Who could ever forget his impassioned “I Have A Dream” speech, delivered on Aug. 28, 1963, from the steps of the Lincoln Memorial in Washington, D.C.? Some among us remember it, others have seen the televised replay of it, or read the text. There has never been a speech quite like it.

The civil rights movement that Dr. King in many ways embodied protested racial discrimination in federal and state law.

It is fitting that his cause, which is our cause, was rooted in faith. Dr. King was a man of peace, heavily influenced by his father, who was a church pastor in Atlanta – a city like so many other towns and cities in the South in that it was plagued by bitter racism in the 20th century.

As early as 1936, Dr. King’s father had led a peaceful protest in downtown Atlanta against racial discrimination. This made an impression on the man that Dr. King would become.

After earning his doctorate degree, Dr. King began pastoring a Baptist church in what had been another racially embattled city, Montgomery, Alabama, the same place where Rosa Parks famously refused to give up her seat on a city bus to a white passenger. Dr.
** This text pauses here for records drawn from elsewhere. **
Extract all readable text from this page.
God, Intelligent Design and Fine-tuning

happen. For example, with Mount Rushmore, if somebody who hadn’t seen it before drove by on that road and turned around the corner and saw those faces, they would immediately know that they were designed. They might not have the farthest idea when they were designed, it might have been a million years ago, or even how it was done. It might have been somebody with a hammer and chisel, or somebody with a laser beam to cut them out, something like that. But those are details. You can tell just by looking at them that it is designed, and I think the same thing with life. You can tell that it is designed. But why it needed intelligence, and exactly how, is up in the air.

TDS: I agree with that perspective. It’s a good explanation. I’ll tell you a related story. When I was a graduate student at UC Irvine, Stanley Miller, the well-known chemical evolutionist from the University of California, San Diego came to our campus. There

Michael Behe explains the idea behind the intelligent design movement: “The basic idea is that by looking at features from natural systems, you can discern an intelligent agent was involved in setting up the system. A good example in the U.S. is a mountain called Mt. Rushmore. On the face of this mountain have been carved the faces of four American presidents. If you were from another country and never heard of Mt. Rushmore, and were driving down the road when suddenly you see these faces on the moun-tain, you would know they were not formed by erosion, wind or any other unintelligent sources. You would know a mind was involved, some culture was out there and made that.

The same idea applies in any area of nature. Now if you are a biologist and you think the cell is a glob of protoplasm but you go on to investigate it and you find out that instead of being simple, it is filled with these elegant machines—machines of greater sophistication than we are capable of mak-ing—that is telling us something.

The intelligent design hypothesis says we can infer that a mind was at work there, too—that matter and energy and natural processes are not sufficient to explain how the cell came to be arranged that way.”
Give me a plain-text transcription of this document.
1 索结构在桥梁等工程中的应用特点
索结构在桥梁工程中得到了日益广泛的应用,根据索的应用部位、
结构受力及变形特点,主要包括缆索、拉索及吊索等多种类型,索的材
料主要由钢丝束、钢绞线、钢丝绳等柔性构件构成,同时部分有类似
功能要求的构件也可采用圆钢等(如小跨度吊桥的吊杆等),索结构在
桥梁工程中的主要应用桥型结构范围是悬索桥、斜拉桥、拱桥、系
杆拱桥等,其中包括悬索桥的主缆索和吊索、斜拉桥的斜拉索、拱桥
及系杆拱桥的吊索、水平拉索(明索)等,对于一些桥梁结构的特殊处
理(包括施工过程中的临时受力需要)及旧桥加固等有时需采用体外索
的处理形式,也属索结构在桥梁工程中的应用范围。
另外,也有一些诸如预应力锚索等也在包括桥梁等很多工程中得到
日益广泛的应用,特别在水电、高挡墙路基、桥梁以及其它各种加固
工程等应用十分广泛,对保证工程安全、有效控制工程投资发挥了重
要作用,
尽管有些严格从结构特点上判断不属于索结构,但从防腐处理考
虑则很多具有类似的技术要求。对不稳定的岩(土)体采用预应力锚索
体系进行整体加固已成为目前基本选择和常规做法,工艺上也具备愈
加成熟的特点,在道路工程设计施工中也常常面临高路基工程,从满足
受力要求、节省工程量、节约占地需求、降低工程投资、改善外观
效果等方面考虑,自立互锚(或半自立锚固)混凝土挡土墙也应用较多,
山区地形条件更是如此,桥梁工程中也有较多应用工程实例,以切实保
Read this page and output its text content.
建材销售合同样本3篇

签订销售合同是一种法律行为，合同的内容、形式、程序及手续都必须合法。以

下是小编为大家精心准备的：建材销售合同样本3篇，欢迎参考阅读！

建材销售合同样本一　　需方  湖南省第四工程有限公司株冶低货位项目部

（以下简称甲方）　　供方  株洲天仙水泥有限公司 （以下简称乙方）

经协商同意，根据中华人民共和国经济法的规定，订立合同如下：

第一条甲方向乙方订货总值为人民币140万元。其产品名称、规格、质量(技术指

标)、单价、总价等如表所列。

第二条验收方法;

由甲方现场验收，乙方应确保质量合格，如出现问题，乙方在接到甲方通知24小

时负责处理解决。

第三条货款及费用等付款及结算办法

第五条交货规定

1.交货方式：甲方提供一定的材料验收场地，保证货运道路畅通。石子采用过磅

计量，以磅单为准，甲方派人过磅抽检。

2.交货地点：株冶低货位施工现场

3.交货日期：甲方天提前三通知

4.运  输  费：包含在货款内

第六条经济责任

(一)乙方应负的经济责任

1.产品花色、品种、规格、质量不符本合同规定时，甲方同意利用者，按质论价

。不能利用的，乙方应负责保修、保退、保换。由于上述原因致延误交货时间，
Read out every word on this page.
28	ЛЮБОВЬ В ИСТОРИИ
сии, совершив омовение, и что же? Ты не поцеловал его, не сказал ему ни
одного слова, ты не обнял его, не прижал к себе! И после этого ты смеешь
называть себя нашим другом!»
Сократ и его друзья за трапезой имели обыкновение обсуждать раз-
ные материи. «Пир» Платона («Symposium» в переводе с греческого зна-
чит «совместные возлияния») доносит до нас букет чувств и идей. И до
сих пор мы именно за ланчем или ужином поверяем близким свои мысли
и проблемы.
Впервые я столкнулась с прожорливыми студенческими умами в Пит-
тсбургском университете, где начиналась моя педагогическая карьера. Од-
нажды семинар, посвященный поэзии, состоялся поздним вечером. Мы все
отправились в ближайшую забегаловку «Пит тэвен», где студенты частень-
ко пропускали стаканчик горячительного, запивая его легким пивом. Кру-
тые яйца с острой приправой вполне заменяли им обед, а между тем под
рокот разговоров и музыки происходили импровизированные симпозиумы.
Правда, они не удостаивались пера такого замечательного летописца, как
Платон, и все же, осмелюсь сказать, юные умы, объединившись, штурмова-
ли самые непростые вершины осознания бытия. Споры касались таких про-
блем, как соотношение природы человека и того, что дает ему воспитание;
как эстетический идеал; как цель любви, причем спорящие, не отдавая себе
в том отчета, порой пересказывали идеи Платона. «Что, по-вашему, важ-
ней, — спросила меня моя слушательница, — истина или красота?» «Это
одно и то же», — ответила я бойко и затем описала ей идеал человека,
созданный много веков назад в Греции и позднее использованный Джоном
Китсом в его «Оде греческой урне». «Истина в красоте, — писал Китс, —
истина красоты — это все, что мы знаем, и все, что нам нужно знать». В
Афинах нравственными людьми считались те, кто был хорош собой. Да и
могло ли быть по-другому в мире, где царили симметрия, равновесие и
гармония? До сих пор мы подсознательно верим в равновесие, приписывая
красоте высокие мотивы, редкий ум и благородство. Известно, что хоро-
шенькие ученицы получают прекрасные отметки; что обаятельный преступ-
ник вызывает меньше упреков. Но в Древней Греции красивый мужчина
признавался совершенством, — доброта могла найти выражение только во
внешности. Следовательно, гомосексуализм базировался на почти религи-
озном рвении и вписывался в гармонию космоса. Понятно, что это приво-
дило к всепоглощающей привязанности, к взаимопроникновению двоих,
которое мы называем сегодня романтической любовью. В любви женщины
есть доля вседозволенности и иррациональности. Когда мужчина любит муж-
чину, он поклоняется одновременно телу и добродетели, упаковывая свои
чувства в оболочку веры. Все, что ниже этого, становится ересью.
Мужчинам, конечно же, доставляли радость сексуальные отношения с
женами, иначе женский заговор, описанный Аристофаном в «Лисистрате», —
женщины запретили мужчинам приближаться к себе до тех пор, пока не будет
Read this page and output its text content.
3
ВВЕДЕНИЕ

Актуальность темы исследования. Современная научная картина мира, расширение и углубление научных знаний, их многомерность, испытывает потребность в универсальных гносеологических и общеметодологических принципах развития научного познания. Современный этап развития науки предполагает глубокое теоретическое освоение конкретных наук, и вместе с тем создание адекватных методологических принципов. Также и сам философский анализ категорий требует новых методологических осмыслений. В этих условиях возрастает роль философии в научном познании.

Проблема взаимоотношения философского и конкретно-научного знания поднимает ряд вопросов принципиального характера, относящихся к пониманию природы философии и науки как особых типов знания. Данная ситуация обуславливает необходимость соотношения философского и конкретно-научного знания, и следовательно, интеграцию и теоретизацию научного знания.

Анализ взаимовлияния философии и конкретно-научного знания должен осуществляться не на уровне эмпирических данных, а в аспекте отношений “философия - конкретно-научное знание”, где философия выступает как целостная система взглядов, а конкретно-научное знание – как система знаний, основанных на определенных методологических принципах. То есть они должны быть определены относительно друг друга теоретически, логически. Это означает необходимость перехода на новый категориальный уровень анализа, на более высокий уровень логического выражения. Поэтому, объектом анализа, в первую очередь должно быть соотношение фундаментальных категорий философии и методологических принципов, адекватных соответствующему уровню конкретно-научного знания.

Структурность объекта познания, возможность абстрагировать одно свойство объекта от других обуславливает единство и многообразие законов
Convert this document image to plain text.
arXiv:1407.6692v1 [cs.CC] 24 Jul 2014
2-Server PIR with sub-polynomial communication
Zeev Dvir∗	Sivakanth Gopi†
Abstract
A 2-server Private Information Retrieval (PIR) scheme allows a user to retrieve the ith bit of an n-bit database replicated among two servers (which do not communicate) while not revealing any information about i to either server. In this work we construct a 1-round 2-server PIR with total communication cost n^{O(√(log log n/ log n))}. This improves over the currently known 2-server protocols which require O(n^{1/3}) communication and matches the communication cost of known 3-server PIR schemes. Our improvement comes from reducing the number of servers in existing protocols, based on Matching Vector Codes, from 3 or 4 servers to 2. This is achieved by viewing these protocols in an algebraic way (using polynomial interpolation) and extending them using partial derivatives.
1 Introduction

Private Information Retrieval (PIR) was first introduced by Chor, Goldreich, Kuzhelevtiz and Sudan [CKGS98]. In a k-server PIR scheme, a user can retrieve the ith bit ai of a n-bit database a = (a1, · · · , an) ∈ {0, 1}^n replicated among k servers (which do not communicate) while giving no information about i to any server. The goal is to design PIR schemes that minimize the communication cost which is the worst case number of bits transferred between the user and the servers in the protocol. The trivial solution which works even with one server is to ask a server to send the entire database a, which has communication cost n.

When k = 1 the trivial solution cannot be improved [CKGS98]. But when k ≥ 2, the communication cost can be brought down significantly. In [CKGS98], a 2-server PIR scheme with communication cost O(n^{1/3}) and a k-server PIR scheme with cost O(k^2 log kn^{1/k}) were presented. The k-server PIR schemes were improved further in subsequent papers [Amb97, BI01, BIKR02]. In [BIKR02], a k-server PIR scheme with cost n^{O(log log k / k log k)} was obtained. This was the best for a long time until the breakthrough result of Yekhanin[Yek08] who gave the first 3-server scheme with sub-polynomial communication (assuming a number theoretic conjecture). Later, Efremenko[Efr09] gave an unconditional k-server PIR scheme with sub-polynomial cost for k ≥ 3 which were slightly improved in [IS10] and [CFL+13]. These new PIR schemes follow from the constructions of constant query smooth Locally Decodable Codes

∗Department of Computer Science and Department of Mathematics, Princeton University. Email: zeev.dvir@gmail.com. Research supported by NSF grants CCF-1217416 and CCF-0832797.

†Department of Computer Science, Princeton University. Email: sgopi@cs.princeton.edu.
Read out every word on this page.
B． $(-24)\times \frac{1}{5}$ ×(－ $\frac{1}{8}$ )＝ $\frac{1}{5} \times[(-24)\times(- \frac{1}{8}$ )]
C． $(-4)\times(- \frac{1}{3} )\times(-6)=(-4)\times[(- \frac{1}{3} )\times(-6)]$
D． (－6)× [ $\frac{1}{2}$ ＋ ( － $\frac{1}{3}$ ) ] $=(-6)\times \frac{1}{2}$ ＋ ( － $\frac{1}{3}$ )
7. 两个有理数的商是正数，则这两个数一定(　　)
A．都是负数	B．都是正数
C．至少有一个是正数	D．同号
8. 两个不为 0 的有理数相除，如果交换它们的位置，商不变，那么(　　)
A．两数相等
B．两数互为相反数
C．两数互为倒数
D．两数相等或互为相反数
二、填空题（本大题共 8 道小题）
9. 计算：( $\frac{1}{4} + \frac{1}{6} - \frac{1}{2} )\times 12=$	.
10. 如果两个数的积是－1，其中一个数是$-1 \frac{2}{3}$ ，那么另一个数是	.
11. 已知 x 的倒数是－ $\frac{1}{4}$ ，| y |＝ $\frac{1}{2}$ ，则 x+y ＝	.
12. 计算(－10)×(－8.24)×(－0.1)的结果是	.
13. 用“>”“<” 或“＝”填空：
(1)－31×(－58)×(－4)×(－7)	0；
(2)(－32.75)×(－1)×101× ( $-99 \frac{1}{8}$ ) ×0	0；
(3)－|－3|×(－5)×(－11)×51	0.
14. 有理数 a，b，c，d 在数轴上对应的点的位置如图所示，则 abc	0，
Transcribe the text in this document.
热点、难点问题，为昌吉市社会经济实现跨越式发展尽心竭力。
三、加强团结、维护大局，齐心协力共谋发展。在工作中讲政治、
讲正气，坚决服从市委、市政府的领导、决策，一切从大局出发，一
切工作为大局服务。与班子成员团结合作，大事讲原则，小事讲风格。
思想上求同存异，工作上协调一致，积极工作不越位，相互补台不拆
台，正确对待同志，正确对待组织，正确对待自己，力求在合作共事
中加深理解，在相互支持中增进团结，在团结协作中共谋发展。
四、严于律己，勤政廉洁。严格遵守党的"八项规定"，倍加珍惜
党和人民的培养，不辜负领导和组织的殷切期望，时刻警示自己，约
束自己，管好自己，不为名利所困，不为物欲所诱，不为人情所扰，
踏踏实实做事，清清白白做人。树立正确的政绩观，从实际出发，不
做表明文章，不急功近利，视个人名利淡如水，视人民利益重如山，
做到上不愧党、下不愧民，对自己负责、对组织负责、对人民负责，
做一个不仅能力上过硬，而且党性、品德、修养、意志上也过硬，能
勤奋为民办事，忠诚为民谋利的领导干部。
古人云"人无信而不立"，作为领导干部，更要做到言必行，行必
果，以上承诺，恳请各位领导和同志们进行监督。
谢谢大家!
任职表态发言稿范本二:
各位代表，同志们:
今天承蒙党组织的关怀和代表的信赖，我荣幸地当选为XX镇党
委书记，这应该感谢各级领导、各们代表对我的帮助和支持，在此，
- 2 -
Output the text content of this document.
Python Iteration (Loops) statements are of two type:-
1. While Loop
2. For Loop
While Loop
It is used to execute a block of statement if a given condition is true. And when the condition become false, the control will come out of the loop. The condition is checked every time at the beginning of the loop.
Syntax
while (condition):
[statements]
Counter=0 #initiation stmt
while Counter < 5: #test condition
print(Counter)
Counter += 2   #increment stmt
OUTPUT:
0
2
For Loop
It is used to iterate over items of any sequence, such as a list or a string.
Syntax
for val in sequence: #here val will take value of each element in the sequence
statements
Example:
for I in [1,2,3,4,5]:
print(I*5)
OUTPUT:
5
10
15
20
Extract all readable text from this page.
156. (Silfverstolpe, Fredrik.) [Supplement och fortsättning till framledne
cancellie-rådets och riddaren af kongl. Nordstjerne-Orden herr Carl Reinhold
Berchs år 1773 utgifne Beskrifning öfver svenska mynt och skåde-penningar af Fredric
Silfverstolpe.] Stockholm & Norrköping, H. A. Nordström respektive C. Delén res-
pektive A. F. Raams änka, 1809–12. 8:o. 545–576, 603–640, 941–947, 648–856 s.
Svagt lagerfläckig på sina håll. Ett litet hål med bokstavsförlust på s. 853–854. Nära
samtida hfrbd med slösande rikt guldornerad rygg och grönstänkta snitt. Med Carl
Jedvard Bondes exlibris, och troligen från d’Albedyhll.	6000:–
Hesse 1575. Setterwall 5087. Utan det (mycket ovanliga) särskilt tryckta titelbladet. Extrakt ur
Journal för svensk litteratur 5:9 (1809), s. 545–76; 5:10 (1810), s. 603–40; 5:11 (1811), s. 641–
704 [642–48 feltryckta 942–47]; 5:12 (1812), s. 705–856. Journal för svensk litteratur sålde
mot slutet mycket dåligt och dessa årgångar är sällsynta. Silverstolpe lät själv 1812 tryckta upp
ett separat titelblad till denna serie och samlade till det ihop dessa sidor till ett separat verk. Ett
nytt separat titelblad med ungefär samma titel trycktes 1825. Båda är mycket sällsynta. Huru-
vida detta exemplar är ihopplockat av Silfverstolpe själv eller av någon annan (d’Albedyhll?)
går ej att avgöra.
King played a key role in protesting this event on behalf of Ms. Parks, and the peaceful civil rights resistance movement.

He would go on to become the face of the vital movement, but not without heavy personal sacrifice. He was jailed, mocked, and ultimately assassinated.

Shortly after his 1968 assassination not very far from Clarksville, in Memphis, came the initial discussion to make his birthday a federal holiday. That conversation, in itself, proved that the struggle was not over. President Ronald Reagan signed the holiday into law in 1983, but some states resisted.

It wasn’t until 2000 that all 50 states officially observed Dr. Martin Luther King Jr. Day for the first time.

Why did it take so long? We should all look in a mirror and ask ourselves this question, as just one part of the healing of America from the struggle for civil rights. And yes, while things today are indeed much better, we are still overcoming. Ultimately, “we shall overcome.”

In Clarksville, Tennessee, I am proud that we are a community that is, today, diverse and accepting of people representing every race, creed and culture.

We aren’t perfect, and we still have areas of room for improvement. But if you look around, Clarksville is far ahead of many communities in our evolutional journey into freedom and equality, as Dr. King, I truly believe, would want it to look. It’s a major part of who we are as Clarksvillians, and I feel certain that what we have here in Clarksville is a microcosm of Dr. King’s dream for all of America.

Recent events following the Dec. 9, 2023, Clarksville tornado further illustrate our commitment to unselfish service, as he would have it.

Dr. King famously said many great and inspiring things that live on to instill hope in each of us, but one statement that stands out is this correct assertion: “Injustice anywhere is a threat to justice everywhere. … We know through painful experience that freedom is never voluntarily given by the oppressor; it must be demanded by the oppressed.”

On behalf of Cynthia and myself, and the entire City of Clarksville employee family, we hope every Clarksvillian, and every American, will take time on this fitting national holiday, to assess yourself, your conduct and beliefs at home, in school and in the workplace, and take that extra step to live out the dream of this great man, Dr. Martin Luther King Jr.